8.   Death Valley National Park, California and Nevada

 Death Valley’s dramatic expanse of desert makes for some interesting subject matter beneath one of the United States’ darkest night skies.

Death Valley’s dramatic expanse of desert makes for some interesting subject matter beneath one of the United States’ darkest night skies.

The Death Valley situated in the borders of California and Nevada is the largest Dark Sky National Park in the US. This place has one of the darkest skies in the country. This park really makes the effort to reduce light pollution and energy consumption.

A good time to visit this place is during spring and winter. Various astronomy groups and organizations hold stargazing activities and short courses can surely make your stay in this area worthwhile.

9.   Headlands International Dark Sky Park, Michigan

This park is approximately 500 acres of forest and woods. It became one of the Dark Sky Parks in the world in the year 2011. This is a good place to spot the Orion during spring and the Milky Way every summer.

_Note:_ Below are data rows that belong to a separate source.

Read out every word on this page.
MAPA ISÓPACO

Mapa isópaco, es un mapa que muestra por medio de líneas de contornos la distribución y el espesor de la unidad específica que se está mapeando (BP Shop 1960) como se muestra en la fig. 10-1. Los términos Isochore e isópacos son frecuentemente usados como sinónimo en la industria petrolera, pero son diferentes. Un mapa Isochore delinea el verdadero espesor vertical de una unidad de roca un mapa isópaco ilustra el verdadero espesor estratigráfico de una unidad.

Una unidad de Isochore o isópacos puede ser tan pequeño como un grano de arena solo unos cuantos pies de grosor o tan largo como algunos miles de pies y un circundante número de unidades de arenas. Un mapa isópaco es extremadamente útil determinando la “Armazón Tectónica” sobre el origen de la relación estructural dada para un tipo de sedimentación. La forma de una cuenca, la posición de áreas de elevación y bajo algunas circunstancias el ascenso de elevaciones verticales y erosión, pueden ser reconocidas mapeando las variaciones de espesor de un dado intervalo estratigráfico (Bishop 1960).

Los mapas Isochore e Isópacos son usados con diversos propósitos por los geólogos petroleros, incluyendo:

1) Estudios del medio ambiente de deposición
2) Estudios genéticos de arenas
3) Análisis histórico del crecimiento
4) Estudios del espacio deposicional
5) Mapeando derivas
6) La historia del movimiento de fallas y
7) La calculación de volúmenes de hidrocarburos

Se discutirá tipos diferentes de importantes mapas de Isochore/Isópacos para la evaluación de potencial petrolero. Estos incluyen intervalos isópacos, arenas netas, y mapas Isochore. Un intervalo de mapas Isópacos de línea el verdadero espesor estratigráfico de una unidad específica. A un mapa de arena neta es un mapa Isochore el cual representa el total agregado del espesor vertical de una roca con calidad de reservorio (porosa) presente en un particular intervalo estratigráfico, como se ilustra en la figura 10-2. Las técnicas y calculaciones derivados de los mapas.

Throughout the year, you may also be able to witness wondrous meteor showers.

Although the Northern Lights is a known phenomenon in some countries of Europe, there are also times when you can see how stellar it is on the skies of US, particularly in Headlands. Just make sure that you keep track of Aurora predictions if you plan on seeing it here.

10.  Aoraki Mackenzie International Dark Sky Reserve, New Zealand

 New Zealand offers keen eyed astrophotographers the chance to spot some constellations only visible in the southern hemisphere.

New Zealand offers keen eyed astrophotographers the chance to spot some constellations only visible in the southern hemisphere.

This is the place to be if you want to see constellations that are only visible in the southern hemisphere. The Aoraki Mackenzie International Dark Sky Reserve came to be in the year 2012.

With its great effort to lessen light pollution, this reserve has the clearest sky that you probably won’t see anywhere else. In this reserve is New Zealand’s premier astronomical research center called the Mount John Observatory.